À ce titre, et sans que l’on sache s’il s’agit d’un parti-pris scientifique et éditorial, délibéré ou non, l’ouvrage présenté ici est plus nourri et convaincant dans son étude des phases initiales de son sujet que dans la période 1969-1991. La première partie (Du temps de la IVe République, p. 19-216) permet ainsi de restituer utilement les hésitations et repositionnements stratégiques hexagonaux sous la IVe République aussi bien que les débats et incertitudes de l’époque quant à l’avenir des arrangements européens et transatlantiques, débats trop souvent oubliés de nos jours au détriment d’une vision lissée de la trajectoire de ces deux ensembles alors en constitution. La deuxième partie consacrée à la période gaullienne (La République gaullienne, p. 219-502), sans conteste la plus riche est en réalité au cœur de l’ouvrage collectif. La décision de 1966 y apparaît comme le résultat prévisible, la résultante rationnelle, annoncée et presque inéluctable de la réévaluation de l’environnement et de la posture stratégique entamée par Charles de Gaulle, et que des contradictions ou questionnements sous la IVe République avaient déjà peut-être préfiguré. Le contraste est saisissant avec la perception – par certains acteurs et observateurs aux États-Unis ou au Royaume-Uni – d’une action irréfléchie, peu visionnaire et peu inspirée d’un de Gaulle agissant sans avoir conscience de l’impact à long terme de sa décision. La troisième partie de l’ouvrage (Après de Gaulle, p. 517-634), moins fournie que les deux premières, permet néanmoins de montrer comment les deux parties se sont accommodées de ce divorce tout relatif de 1966, en construisant une relation cyclothymique alternant réchauffements et tensions.

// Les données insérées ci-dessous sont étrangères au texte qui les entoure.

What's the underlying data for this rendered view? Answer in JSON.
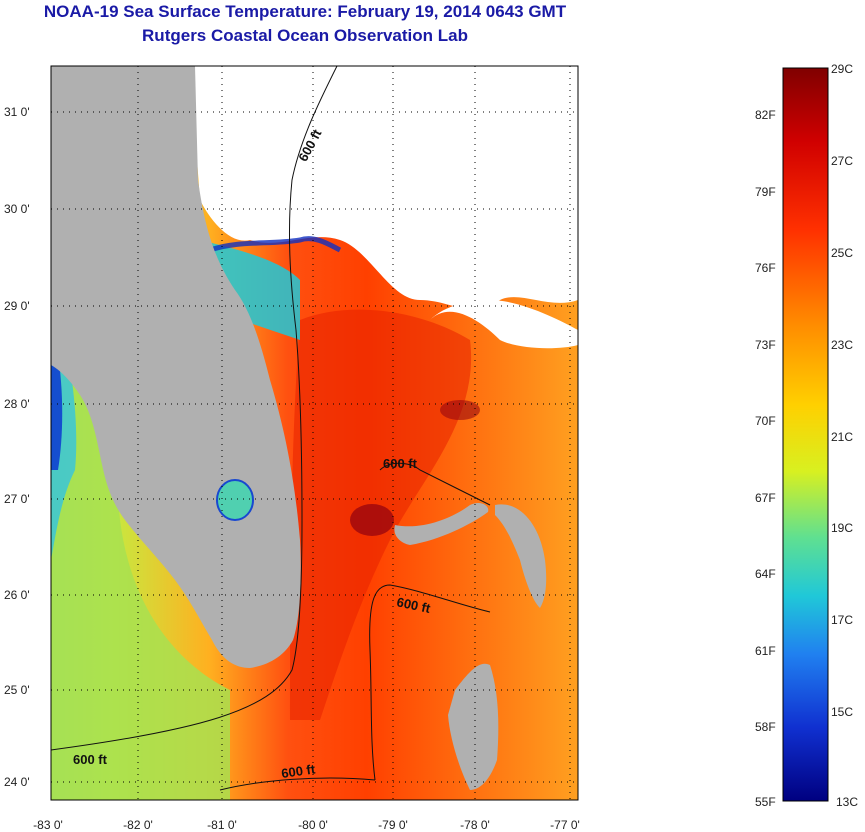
{
  "header": {
    "title": "NOAA-19 Sea Surface Temperature:  February 19, 2014 0643 GMT",
    "subtitle": "Rutgers Coastal Ocean Observation Lab"
  },
  "axes": {
    "lon_ticks": [
      "-83 0'",
      "-82 0'",
      "-81 0'",
      "-80 0'",
      "-79 0'",
      "-78 0'",
      "-77 0'"
    ],
    "lat_ticks": [
      "31 0'",
      "30 0'",
      "29 0'",
      "28 0'",
      "27 0'",
      "26 0'",
      "25 0'",
      "24 0'"
    ]
  },
  "contours": {
    "label": "600 ft"
  },
  "colorbar": {
    "f_labels": [
      "82F",
      "79F",
      "76F",
      "73F",
      "70F",
      "67F",
      "64F",
      "61F",
      "58F",
      "55F"
    ],
    "c_labels": [
      "29C",
      "27C",
      "25C",
      "23C",
      "21C",
      "19C",
      "17C",
      "15C",
      "13C"
    ],
    "colors": [
      "#800000",
      "#d00000",
      "#ff3000",
      "#ff8c00",
      "#ffd000",
      "#d8f020",
      "#60e090",
      "#20c8d8",
      "#2080f0",
      "#1030d0",
      "#000080"
    ]
  },
  "colors": {
    "land": "#b0b0b0",
    "cloud": "#ffffff",
    "title": "#1a1aa6"
  }
}
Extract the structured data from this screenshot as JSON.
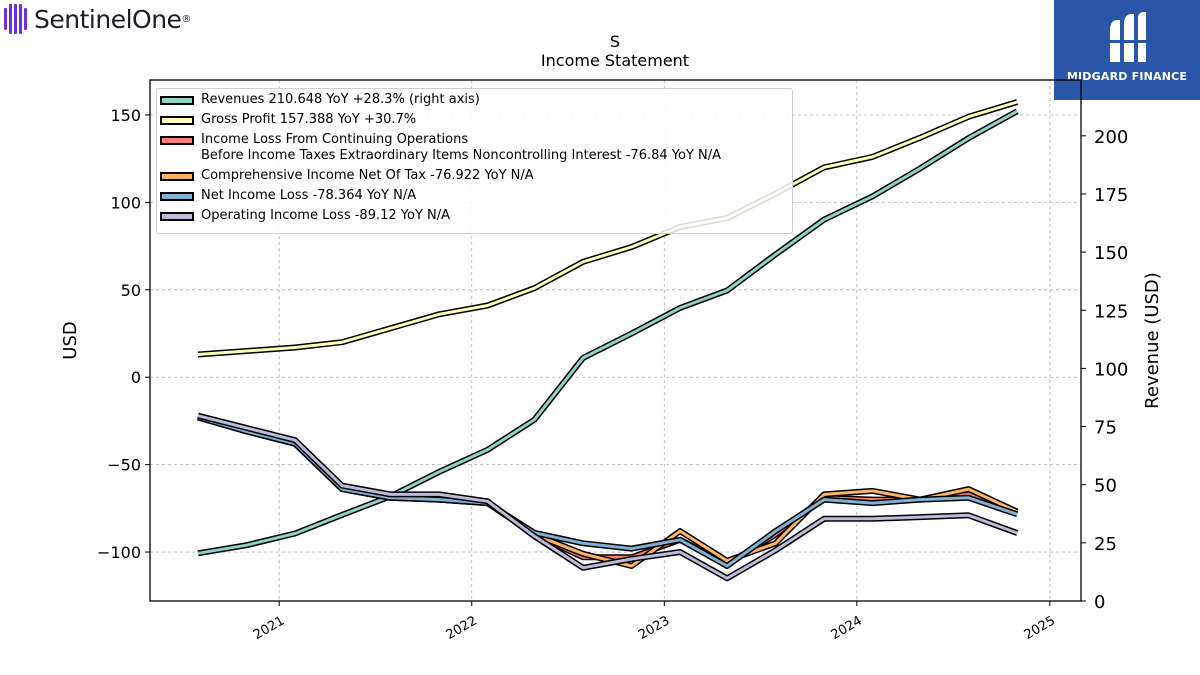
{
  "header": {
    "brand_left": "SentinelOne",
    "brand_left_mark": "®",
    "brand_right": "MIDGARD FINANCE",
    "title": "S",
    "subtitle": "Income Statement"
  },
  "colors": {
    "brand_purple": "#6b2ee8",
    "brand_blue": "#2a56a8"
  },
  "chart_data": {
    "type": "line",
    "title": "S",
    "subtitle": "Income Statement",
    "ylabel": "USD",
    "ylabel_right": "Revenue (USD)",
    "ylim": [
      -128,
      170
    ],
    "ylim_right": [
      0,
      224
    ],
    "yticks": [
      150,
      100,
      50,
      0,
      -50,
      -100
    ],
    "yticks_right": [
      200,
      175,
      150,
      125,
      100,
      75,
      50,
      25,
      0
    ],
    "ytick_labels": [
      "150",
      "100",
      "50",
      "0",
      "−50",
      "−100"
    ],
    "yticks_right_labels": [
      "200",
      "175",
      "150",
      "125",
      "100",
      "75",
      "50",
      "25",
      "0"
    ],
    "xlim": [
      "2020-05-01",
      "2025-03-01"
    ],
    "xticks": [
      "2021-01-01",
      "2022-01-01",
      "2023-01-01",
      "2024-01-01",
      "2025-01-01"
    ],
    "xtick_labels": [
      "2021",
      "2022",
      "2023",
      "2024",
      "2025"
    ],
    "grid": true,
    "legend_position": "upper-left",
    "x": [
      "2020-07-31",
      "2020-10-31",
      "2021-01-31",
      "2021-04-30",
      "2021-07-31",
      "2021-10-31",
      "2022-01-31",
      "2022-04-30",
      "2022-07-31",
      "2022-10-31",
      "2023-01-31",
      "2023-04-30",
      "2023-07-31",
      "2023-10-31",
      "2024-01-31",
      "2024-04-30",
      "2024-07-31",
      "2024-10-31"
    ],
    "series": [
      {
        "name": "Revenues  210.648 YoY +28.3% (right axis)",
        "axis": "right",
        "color": "#8dd3c7",
        "values": [
          20.5,
          24.0,
          29.0,
          37.0,
          45.0,
          55.5,
          65.0,
          78.0,
          104.5,
          115.0,
          126.0,
          133.5,
          149.0,
          164.0,
          174.0,
          186.0,
          199.0,
          210.6
        ]
      },
      {
        "name": "Gross Profit  157.388 YoY +30.7%",
        "axis": "left",
        "color": "#ffffb3",
        "values": [
          13.0,
          15.0,
          17.0,
          20.0,
          28.0,
          36.0,
          41.0,
          51.0,
          66.0,
          74.5,
          86.0,
          91.0,
          105.0,
          120.0,
          126.0,
          137.0,
          149.0,
          157.4
        ]
      },
      {
        "name": "Income Loss From Continuing Operations\nBefore Income Taxes Extraordinary Items Noncontrolling Interest  -76.84 YoY N/A",
        "axis": "left",
        "color": "#fb8072",
        "values": [
          -23.0,
          -31.0,
          -38.0,
          -64.0,
          -69.0,
          -70.0,
          -72.0,
          -90.0,
          -103.0,
          -103.0,
          -93.0,
          -107.0,
          -90.0,
          -69.0,
          -70.0,
          -70.0,
          -67.0,
          -76.8
        ]
      },
      {
        "name": "Comprehensive Income Net Of Tax  -76.922 YoY N/A",
        "axis": "left",
        "color": "#fdb462",
        "values": [
          -23.0,
          -31.0,
          -38.0,
          -64.0,
          -69.0,
          -70.0,
          -72.0,
          -90.0,
          -101.0,
          -108.0,
          -88.0,
          -105.0,
          -95.0,
          -67.0,
          -65.0,
          -70.0,
          -64.0,
          -76.9
        ]
      },
      {
        "name": "Net Income Loss  -78.364 YoY N/A",
        "axis": "left",
        "color": "#80b1d3",
        "values": [
          -23.0,
          -31.0,
          -38.0,
          -64.0,
          -69.0,
          -70.0,
          -72.0,
          -89.0,
          -95.0,
          -98.0,
          -93.0,
          -108.0,
          -88.0,
          -70.0,
          -72.0,
          -70.0,
          -69.0,
          -78.4
        ]
      },
      {
        "name": "Operating Income Loss  -89.12 YoY N/A",
        "axis": "left",
        "color": "#bebada",
        "values": [
          -22.0,
          -29.0,
          -36.0,
          -62.0,
          -67.0,
          -67.0,
          -71.0,
          -91.0,
          -109.0,
          -104.0,
          -100.0,
          -115.0,
          -99.0,
          -81.0,
          -81.0,
          -80.0,
          -79.0,
          -89.1
        ]
      }
    ]
  }
}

Il n’émerge que rarement d’argument central et unique de ce type d’ouvrages collectifs, en particulier dès lors qu’ils s’inscrivent dans le champ de l’analyse historique et non dans celui des relations internationales. Si la riche rétrospection historique pilotée ici par trois spécialistes incontestés du sujet n’échappe pas à cette règle, des tendances lourdes fort utiles en émergent néanmoins. L’existence d’un lien inextricable entre les ajustements successifs de la posture et de l’action stratégique française d’une part, la trajectoire de l’Alliance atlantique d’autre part, et celle de la construction européenne enfin est mise en évidence. L’influence très grande des perceptions mutuelles entre acteurs dans la décision de politique étrangère, est aussi mise en valeur. La nature vivante, évolutive et non prédéterminée des institutions et coopérations internationales apparait aussi clairement.
Alors que les contours, les motivations et surtout les retombées de la réintégration de 2009 sont encore sujets à débats, ces rappels sont à ce titre utiles pour qui souhaite replacer les décisions récentes dans le temps long de l’Histoire.